When a mother returns to work full-time, she won't get the same pay as her male peers because she's been "out of work" for several years and so her skills are allegedly out-of-date. Let's have a look at those skills.

She will have learned to manage tantruming toddlers and sulking teens. She will have managed budgets and purchasing for an age-diverse family, identifying and prioritising essentials to cope with limited funds. She will have planned and implemented the logistics required to get children to their after-school clubs and move infants around with the lorryload of stuff that babies seem to need. She will have learned time management skills to cope with children's unpredictability in terms of needing the loo or losing their homework just before they're due to leave. She will have learned proactive communication skills so that she doesn't get told an ingredients list for cookery class the night before the class, but instead she asked her DC for any ingredients before she did the weekly shop.

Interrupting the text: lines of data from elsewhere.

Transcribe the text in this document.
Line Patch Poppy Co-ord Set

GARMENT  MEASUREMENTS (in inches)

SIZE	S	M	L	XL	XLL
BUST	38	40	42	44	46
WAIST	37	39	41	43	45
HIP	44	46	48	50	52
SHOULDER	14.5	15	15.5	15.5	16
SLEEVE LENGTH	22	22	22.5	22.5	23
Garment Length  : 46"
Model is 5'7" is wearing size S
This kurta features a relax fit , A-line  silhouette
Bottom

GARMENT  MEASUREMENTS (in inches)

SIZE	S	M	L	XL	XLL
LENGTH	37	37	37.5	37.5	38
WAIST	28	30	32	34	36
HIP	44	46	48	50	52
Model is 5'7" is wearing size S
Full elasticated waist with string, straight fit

These skills would stand her in great stead working with many of the academics I have had the misfortune to work with, who tantrum, sulk, have no concept of how long work takes nor how much if will cost, and seem to think that their lack of planning constitutes my emergency.

Sadly, these skills are not regarded as relevant to the workplace, which is why they don't get recognition when negotiating returning mothers' salaries. If we valued motherhood, we'd value these skills learned and used in the home as much as we value them when learned and used in the workplace, and we'd pay returning mothers accordingly.